Re: kvm splat in mmu_spte_clear_track_bits

From: Michal Hocko
Date: Wed Aug 30 2017 - 04:19:52 EST


On Tue 29-08-17 16:09:24, Andrea Arcangeli wrote:
[...]
> The other bug where you can reproduce the same corruption with OOM is
> unrelated and caused by the OOM reaper. OOM reaper was even corrupting
> data if a task was writing to disk and stuck in OOM in write() syscall
> or async io write.
>
> To fix the KVM corruption in the OOM reaper, it needs to call
> mmu_notifier_invalidate_start/end around
> oom_kill.c:unmap_page_range.
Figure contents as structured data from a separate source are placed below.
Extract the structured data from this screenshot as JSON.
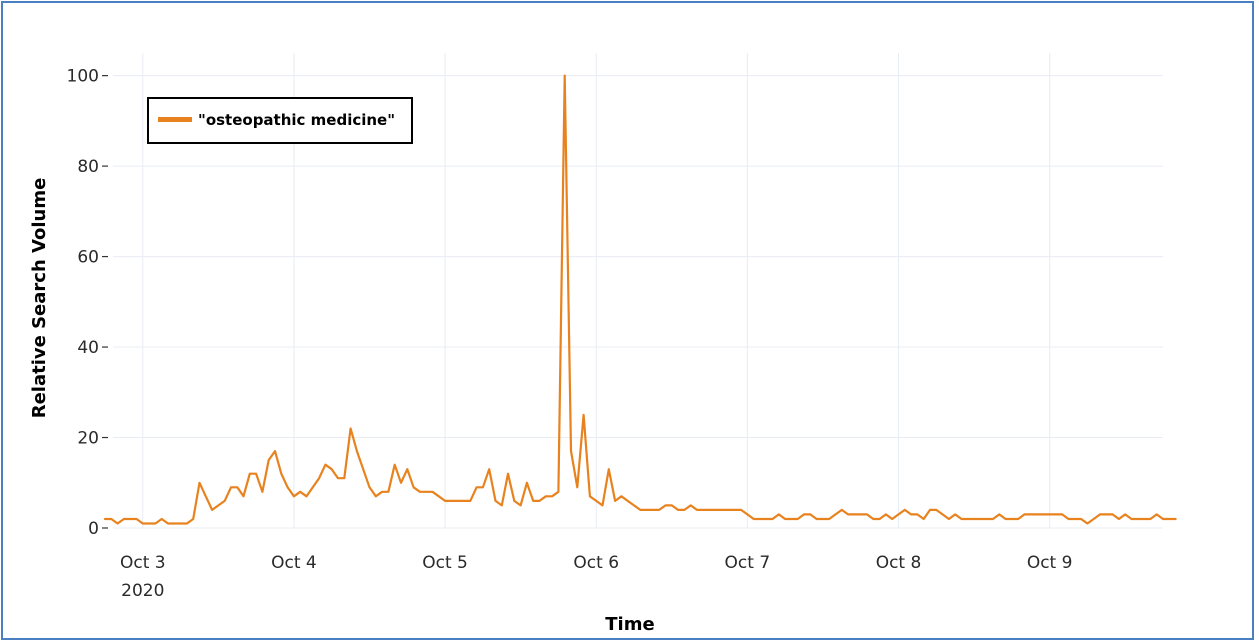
{
  "chart_data": {
    "type": "line",
    "title": "",
    "xlabel": "Time",
    "ylabel": "Relative Search Volume",
    "ylim": [
      0,
      105
    ],
    "yticks": [
      0,
      20,
      40,
      60,
      80,
      100
    ],
    "ytick_labels": [
      "0",
      "20",
      "40",
      "60",
      "80",
      "100"
    ],
    "xlim_days": [
      "2020-10-02T18:00",
      "2020-10-09T18:00"
    ],
    "xticks": [
      {
        "date": "2020-10-03",
        "label": "Oct 3",
        "sublabel": "2020"
      },
      {
        "date": "2020-10-04",
        "label": "Oct 4",
        "sublabel": ""
      },
      {
        "date": "2020-10-05",
        "label": "Oct 5",
        "sublabel": ""
      },
      {
        "date": "2020-10-06",
        "label": "Oct 6",
        "sublabel": ""
      },
      {
        "date": "2020-10-07",
        "label": "Oct 7",
        "sublabel": ""
      },
      {
        "date": "2020-10-08",
        "label": "Oct 8",
        "sublabel": ""
      },
      {
        "date": "2020-10-09",
        "label": "Oct 9",
        "sublabel": ""
      }
    ],
    "grid": true,
    "legend_position": "top-left",
    "series": [
      {
        "name": "\"osteopathic medicine\"",
        "color": "#e8821e",
        "x_start": "2020-10-02T18:00",
        "x_step_hours": 1,
        "values": [
          2,
          2,
          1,
          2,
          2,
          2,
          1,
          1,
          1,
          2,
          1,
          1,
          1,
          1,
          2,
          10,
          7,
          4,
          5,
          6,
          9,
          9,
          7,
          12,
          12,
          8,
          15,
          17,
          12,
          9,
          7,
          8,
          7,
          9,
          11,
          14,
          13,
          11,
          11,
          22,
          17,
          13,
          9,
          7,
          8,
          8,
          14,
          10,
          13,
          9,
          8,
          8,
          8,
          7,
          6,
          6,
          6,
          6,
          6,
          9,
          9,
          13,
          6,
          5,
          12,
          6,
          5,
          10,
          6,
          6,
          7,
          7,
          8,
          100,
          17,
          9,
          25,
          7,
          6,
          5,
          13,
          6,
          7,
          6,
          5,
          4,
          4,
          4,
          4,
          5,
          5,
          4,
          4,
          5,
          4,
          4,
          4,
          4,
          4,
          4,
          4,
          4,
          3,
          2,
          2,
          2,
          2,
          3,
          2,
          2,
          2,
          3,
          3,
          2,
          2,
          2,
          3,
          4,
          3,
          3,
          3,
          3,
          2,
          2,
          3,
          2,
          3,
          4,
          3,
          3,
          2,
          4,
          4,
          3,
          2,
          3,
          2,
          2,
          2,
          2,
          2,
          2,
          3,
          2,
          2,
          2,
          3,
          3,
          3,
          3,
          3,
          3,
          3,
          2,
          2,
          2,
          1,
          2,
          3,
          3,
          3,
          2,
          3,
          2,
          2,
          2,
          2,
          3,
          2,
          2,
          2
        ]
      }
    ]
  }
}
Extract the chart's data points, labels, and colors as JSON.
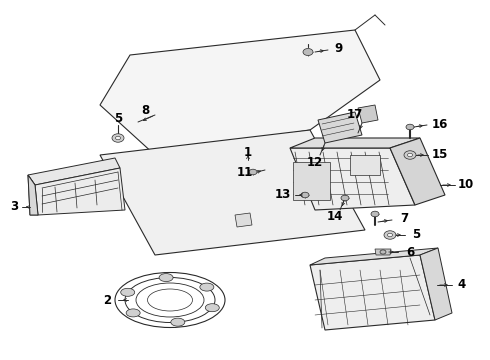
{
  "background_color": "#ffffff",
  "line_color": "#2a2a2a",
  "fig_width": 4.9,
  "fig_height": 3.6,
  "dpi": 100
}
This additional
> mmu_notifier_invalidate_start will not be good for the OOM reaper
> because it's yet another case (like the mmap_sem for writing) that
> will prevent the OOM reaper to run, so hindering its ability to hide
> XFS OOM deadlocks, and making those resurface. Not in KVM case because
> we use a spinlock to serialize against the secondary MMU activity and
> the KVM critical section under spinlock isn't going to allocate
> memory, but range_start can schedule or block on slow hardware where
> the secondary MMU is accessed through PCI (not KVM case).

I am not really familiar with mmu notifiers and what they can actually
do. But from what you wrote above it is indeed not very safe to call
them from the oom reaper. So I will prepare and post a patch to disable
the reaper when mm_has_notifiers().

Thanks for pointing this out.

--
Michal Hocko
SUSE Labs